I remember the first time I ever saw you. The exact thing you were wearing, ever word we exchanged. You were sitting on the couch timid and focused on your call of duty. I did notice thought that I sparked your interest... I looked at you as if I knew you from somewhere. Wait, I did. You were that random guy that started following me on twitter, yes twitter. I recognized your face and asked if you were "blah blah" you responded yes, smiled and embarrassed. I thought it was a little weird that I had just met you but you caught my attention and made me curious. Who is this guy in the ASU sweatshirt with the vans and glasses. Your quietness intrigued me to know more. Who are you? WELL, like me and Alysha always said "momma raised us to be persistent" and persistent I was. Zai knew what he was doing that night he left us to watch Netflix while he went to a friend's dinner "real quick" almost funny now that I think about it. We sat awkwardly on separate couches small talking about what we liked how ridiculous the movie was. WE were both in our own world due to previous activities but we enjoyed every second on that awkward couch. The six words followed a great conversation were "I think we should make out" WHY would I comply to this kind of request??? Because in a way it was funny honest blunt and slightly in my realms of interest. And that was the beginning of the end. The following months were just a respeat of that day except it got better each morning, night, meal, adventure, conversation that followed.

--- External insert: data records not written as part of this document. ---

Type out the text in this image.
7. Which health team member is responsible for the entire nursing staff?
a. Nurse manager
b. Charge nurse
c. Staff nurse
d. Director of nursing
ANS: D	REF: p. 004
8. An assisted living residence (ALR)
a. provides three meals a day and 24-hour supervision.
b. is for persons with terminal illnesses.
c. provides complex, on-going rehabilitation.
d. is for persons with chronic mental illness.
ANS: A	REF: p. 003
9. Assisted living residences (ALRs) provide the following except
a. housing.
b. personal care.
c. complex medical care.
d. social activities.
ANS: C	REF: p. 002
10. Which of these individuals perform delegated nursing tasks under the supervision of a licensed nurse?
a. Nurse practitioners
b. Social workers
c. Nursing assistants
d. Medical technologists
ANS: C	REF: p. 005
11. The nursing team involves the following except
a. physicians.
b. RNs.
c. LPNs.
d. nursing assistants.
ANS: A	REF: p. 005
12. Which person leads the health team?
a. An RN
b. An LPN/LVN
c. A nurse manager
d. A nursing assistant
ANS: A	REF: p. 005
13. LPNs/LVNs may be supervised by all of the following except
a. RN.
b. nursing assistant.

FRAUD - and I thought I was crazy. Well, I am but nothing in the ball park of you. I look back now and think what did I get myself into. The situation itself was like playing with fire. No time or need to get into details. I realize I make you seem like a monster when I talk about you. You aren't though. But there is really no way that 'we' could ever be a 'we' in any shape or form. I wish I could look past things but they will always be there and no one deserves that kind of shit. How many more times must I write or mention you before you disapear from my memory? There aren't feelings anymore but lingering thoughts that won't leave my alone, why? Everyone goes through this kind of shit right? They have to there are a gazillion people in this world. Someone is bound to relate.
So dear the idea of you in general...please leave my mind and thoughts alone. They don't want you.